Implementation of 'Show and Tell: Lessons Learned from the 2015 MSCOCO Image Captioning Challenge' paper by [Vinyals et al.] (https://ieeexplore.ieee.org/abstract/document/7505636) published in IEEE TPAMI.
Note: This is a work in progress. I will write a detailed blog post on medium.com explaining all the code and detailing the steps.
This will not be an exact implementation of the paper and differs in these following ways:
- The authors use an ensemble of models but we use only one model. The authors have found that using ensembles enables them to achieve a boost of 2 points with respect to BLEU metrics. However, as we shall see, certain optimizations allow us to acheive better scores on certain metrics than the scores mentioned in the paper.

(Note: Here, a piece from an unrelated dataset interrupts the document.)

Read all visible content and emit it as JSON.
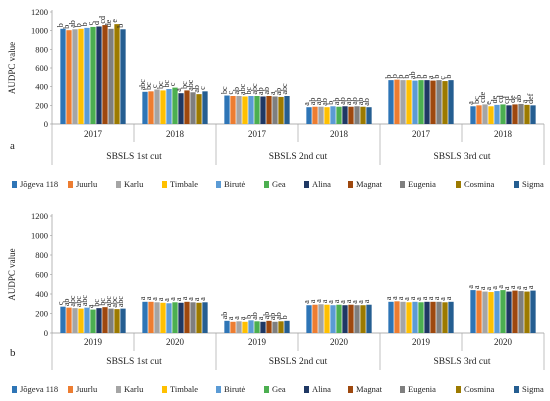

- The authors extract a single image feature vector from the penulimate layer of CNN but we extract a set of feature vectors from a lower layer. We have noticed that this allows us to acheive better performance.
- We use pre-trained RESNET-152 Convolutional Neural Network instead of Inception used in the paper and it helps to improve results.
- Implementation details: We do not use batch normalization to process inputs as no noticeable improvements were observed.
In addition to implementing the paper, we perform additional analysis with the following changes:
- We experiment with image data augmentation and observe that it helps boost performance (depending on which technique used.)
- We experiment with pre-trained word embeddings. Some pre-trained word embeddings help in increasing evaluation scores.
- We experiment with different CNNs to extract image feature vectors.
- We experiment with different versions of Recurrent Neural Networks: LSTM, GRU, Bidirectional RNN(/LSTM/GRU).